Though curators at the Smithsonian knew of this archive’s existence when they acquired their group, it was never located. Lost to history until 2019, when the descendants of George Fitz (Henry’s son) rediscovered it in a workshop and studio in Peconic, New York, this new Fitz discovery is remarkable. Its contents represent the earliest successful photographic portraits and provide invaluable insights into the technical and aesthetic development of the medium in its first few years of existence.

“It’s incredible that such a significant group of exceptionally early work survived intact and came to auction in 2021,” said Senior Curator of Photography April M. Watson. “This acquisition adds an important facet to our extraordinary holding of daguerreotypes, building upon an unparalleled legacy of astute collection building in this area.”

The importance of keeping this material together helped propel the acquisition. Adds Watson: “We felt as though we were able to preserve a small but important slice of history. We look forward to collaborating with other scholars and institutions, to expand our collective knowledge of Mr. Fitz, as well as this formative period in the medium’s development.  It’s all very exciting.”

Henry Fitz Jr. (1808-1863) was an engineer, scientist, and inventor. His childhood interest in astronomy led him to study lenses, and he eventually invented a sophisticated refracting telescope, which he later manufactured. Fitz was also among the first to conduct experiments with the daguerreotype process. His knowledge of optics was integral to the development of the first patented American camera and the first photographic portrait studio in America.

Collaborating with Alexander S. Wolcott and John Johnson in late 1839 and in the first few months of 1840, Fitz sat for some of the earliest successful photographic portraits ever taken. In June of 1840 he was the first to establish a photographic studio in Baltimore, Maryland.

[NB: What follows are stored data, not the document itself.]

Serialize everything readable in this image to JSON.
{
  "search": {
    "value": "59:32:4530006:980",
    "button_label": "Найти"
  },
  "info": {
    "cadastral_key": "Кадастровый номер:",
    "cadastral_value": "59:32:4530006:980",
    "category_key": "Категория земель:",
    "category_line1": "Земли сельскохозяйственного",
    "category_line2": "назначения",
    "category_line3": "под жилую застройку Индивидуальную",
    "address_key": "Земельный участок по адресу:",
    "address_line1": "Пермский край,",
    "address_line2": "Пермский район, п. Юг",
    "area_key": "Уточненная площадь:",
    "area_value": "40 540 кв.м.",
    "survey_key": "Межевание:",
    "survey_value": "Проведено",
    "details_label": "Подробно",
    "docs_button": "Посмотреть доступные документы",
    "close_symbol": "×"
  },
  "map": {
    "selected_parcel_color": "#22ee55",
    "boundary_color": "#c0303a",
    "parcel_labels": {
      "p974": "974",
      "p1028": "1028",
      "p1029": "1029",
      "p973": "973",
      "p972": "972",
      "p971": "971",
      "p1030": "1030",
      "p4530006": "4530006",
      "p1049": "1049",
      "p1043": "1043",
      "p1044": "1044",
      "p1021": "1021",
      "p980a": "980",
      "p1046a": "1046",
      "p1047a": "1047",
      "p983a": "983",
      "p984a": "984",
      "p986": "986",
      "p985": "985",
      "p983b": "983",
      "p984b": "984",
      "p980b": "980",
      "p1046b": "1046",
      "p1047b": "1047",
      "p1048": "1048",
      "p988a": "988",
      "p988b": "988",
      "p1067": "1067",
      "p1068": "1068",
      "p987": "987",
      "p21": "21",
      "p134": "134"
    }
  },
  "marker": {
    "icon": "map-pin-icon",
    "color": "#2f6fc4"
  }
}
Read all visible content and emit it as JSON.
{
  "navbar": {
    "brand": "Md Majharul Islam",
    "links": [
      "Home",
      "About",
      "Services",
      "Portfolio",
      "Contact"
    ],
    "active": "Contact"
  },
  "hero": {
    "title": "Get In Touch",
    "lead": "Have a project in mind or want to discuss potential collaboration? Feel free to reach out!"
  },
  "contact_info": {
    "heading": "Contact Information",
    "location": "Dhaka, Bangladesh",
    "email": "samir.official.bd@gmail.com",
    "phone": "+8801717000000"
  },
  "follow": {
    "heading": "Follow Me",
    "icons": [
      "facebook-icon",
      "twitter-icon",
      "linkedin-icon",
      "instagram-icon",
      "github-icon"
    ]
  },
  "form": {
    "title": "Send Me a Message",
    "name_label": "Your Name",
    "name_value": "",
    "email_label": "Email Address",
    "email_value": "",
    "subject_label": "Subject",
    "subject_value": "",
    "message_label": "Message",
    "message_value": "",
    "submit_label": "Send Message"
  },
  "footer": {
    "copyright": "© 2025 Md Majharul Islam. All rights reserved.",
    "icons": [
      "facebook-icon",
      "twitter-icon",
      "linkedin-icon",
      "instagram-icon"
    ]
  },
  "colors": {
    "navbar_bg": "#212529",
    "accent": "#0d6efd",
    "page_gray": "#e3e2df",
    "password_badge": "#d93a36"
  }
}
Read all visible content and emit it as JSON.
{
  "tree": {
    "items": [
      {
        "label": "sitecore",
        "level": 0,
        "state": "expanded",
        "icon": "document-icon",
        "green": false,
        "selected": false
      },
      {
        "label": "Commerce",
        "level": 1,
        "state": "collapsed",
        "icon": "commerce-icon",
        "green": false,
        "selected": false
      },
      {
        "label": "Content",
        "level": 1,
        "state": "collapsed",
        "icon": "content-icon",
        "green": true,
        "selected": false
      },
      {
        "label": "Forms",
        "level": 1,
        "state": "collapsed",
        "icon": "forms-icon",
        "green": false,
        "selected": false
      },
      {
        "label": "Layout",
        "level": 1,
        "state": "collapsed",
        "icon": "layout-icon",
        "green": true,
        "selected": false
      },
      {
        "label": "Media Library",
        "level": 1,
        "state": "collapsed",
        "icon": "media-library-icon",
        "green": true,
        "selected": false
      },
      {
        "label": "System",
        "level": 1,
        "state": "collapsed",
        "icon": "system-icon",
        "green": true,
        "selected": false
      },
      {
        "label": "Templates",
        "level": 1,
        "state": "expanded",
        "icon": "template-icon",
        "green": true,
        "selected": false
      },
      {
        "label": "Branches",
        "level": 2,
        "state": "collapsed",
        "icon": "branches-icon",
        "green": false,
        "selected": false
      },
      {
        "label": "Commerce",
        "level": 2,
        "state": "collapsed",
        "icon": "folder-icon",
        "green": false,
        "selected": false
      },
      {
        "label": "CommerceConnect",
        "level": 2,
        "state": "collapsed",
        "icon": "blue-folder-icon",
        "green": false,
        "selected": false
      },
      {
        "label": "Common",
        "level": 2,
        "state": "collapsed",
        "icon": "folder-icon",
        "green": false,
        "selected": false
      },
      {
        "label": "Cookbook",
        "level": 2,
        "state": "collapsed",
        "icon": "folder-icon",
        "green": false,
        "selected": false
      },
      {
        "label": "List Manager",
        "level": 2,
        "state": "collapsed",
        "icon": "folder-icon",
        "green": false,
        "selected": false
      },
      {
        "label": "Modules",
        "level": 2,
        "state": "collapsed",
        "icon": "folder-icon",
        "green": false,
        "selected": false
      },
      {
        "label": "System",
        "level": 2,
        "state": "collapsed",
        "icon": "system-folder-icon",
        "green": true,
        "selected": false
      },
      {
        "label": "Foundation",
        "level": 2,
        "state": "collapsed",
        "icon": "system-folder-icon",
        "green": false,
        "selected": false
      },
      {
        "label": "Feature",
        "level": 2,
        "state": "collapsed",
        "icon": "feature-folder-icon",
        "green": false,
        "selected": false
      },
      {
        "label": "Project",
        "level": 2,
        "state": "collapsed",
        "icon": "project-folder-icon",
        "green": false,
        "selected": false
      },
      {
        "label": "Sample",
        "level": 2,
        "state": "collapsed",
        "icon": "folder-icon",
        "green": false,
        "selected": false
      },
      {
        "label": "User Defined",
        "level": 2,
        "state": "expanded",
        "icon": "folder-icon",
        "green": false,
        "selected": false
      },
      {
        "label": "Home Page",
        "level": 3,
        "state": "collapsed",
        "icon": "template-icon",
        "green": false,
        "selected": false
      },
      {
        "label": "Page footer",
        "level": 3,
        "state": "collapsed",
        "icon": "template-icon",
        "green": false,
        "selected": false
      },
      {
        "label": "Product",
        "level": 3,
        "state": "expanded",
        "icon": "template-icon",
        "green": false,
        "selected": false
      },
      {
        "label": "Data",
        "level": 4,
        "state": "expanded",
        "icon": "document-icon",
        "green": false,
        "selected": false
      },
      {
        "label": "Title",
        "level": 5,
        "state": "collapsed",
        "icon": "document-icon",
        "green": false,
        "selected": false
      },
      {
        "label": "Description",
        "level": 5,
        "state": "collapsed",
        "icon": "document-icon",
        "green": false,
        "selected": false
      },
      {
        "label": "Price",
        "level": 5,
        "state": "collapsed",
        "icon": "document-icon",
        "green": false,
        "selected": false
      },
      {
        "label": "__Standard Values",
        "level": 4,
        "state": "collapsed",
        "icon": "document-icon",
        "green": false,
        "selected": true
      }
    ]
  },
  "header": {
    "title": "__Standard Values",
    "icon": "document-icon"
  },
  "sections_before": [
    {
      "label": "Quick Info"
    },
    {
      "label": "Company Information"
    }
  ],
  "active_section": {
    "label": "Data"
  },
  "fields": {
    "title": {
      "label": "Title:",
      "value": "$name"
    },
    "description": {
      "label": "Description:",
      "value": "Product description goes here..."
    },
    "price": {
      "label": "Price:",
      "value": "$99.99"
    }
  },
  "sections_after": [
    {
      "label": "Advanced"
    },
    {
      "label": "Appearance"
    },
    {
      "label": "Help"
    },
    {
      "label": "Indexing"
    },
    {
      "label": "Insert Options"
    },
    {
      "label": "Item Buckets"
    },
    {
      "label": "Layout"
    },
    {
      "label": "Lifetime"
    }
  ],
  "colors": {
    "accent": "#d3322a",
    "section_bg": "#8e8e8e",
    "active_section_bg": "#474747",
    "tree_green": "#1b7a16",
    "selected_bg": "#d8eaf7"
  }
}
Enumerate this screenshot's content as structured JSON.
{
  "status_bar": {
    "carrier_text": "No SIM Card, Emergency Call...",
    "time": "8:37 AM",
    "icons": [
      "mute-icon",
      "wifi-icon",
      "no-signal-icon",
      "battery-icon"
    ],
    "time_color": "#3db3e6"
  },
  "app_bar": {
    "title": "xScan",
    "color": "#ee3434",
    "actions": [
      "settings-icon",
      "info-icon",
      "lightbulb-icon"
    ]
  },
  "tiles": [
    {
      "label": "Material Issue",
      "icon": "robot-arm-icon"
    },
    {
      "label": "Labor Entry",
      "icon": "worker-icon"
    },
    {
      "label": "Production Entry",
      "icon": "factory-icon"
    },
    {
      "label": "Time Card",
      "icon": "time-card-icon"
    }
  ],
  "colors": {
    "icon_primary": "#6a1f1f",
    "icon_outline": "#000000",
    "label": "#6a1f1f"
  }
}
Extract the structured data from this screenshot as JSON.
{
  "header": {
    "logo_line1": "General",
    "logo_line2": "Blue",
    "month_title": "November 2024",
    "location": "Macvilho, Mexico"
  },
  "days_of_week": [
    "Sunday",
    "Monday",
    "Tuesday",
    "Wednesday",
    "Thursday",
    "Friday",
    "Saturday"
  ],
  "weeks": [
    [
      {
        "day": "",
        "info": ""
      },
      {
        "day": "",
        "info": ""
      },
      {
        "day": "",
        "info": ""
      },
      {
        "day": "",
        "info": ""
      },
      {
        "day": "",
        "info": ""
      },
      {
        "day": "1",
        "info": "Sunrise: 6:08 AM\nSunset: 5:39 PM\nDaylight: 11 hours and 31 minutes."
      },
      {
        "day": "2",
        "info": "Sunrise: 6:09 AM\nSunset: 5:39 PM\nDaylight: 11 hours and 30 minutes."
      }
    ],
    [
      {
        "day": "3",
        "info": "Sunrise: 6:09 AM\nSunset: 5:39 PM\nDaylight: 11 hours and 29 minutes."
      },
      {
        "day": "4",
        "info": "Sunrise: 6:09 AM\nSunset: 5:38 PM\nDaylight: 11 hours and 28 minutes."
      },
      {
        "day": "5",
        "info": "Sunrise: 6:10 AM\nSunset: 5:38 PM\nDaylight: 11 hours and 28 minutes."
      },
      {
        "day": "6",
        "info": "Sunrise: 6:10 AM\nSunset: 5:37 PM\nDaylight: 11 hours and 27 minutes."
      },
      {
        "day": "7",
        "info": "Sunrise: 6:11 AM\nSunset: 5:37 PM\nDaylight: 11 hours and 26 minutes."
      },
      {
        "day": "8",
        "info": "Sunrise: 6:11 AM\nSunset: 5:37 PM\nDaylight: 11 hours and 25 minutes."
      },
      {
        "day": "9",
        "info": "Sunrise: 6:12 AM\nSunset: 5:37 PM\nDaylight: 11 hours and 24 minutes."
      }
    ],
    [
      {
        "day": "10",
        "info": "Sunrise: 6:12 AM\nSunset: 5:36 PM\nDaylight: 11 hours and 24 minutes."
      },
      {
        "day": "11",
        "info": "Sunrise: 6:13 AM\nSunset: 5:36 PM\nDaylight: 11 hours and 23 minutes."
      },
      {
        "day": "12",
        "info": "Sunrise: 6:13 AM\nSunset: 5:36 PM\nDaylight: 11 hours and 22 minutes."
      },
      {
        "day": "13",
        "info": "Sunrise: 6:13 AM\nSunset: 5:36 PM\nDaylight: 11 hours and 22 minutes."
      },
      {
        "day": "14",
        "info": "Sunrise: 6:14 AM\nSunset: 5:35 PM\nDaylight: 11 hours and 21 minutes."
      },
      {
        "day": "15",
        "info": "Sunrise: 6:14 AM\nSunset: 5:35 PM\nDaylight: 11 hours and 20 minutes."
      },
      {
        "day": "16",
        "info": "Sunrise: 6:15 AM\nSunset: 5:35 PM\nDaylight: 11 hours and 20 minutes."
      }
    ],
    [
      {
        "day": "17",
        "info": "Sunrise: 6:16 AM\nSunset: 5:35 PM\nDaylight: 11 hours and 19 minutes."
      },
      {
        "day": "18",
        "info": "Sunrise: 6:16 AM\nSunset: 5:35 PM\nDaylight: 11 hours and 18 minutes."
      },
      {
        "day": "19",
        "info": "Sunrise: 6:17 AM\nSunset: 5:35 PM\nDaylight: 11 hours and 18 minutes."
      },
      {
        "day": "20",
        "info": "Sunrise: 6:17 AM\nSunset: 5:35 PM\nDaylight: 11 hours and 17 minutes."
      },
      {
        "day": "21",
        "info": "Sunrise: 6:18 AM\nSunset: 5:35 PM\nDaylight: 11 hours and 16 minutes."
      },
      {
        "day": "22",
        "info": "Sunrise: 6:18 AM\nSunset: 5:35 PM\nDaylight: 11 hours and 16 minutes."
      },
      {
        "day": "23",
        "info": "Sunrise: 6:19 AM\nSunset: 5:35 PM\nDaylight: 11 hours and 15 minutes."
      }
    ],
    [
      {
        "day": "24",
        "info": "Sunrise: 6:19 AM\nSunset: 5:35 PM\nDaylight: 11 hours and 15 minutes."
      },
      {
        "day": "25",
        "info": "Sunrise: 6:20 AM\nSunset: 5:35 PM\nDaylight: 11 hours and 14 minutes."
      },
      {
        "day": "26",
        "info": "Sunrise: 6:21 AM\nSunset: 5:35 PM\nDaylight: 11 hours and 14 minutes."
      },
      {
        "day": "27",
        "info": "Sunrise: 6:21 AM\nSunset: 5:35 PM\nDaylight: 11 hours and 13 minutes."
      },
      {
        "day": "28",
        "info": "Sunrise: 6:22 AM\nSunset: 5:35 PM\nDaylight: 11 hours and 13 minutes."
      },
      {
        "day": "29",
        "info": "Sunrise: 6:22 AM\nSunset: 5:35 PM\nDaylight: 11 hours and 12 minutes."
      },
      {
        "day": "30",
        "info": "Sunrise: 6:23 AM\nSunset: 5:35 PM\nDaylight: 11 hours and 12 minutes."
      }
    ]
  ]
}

The Nelson-Atkins collection of more than 1,000 daguerreotypes is considered exceptional in its range and quality, and represents one of the most extensive holdings of American work in the world. The museum has striking examples of daguerreotypes from most of the key American practitioners in the first few decades of photography’s inception, including an early self-portrait by New York-based Henry Insley dated ca. 1839-40, and a group of portraits by the Philadelphian-based Robert Cornelius, which date from ca. 1840-1843.  The Nelson-Atkins also owns a rare heliogravure (one of eight known prints, and one of only two housed in a U.S. institution) by Joseph Nicéphore Niépce, one of photography’s early inventors, which dates to 1826 and is considered an historic achievement in the “pre-history” of the medium.

The museum previously had no known works by Henry Fitz; the acquisition of this important archive has greatly expanded Nelson-Atkins holdings in this vital, early period. Given the intersecting histories of optics, chemistry, and art that these works weave together, this archive also offers tremendous opportunities to partner with local schools and universities in an educational capacity. 

Displaying this acquisition is one of only a series of exciting initiatives Watson has planned in the next year.

“In 2022, we will also feature an exhibition of early work by American photographer Jim Dow (b. 1942), which focuses on roadside signage,” said William Keyse Rudolph, Deputy Director, Curatorial Affairs. “It will be accompanied by a publication distributed by Yale University Press.”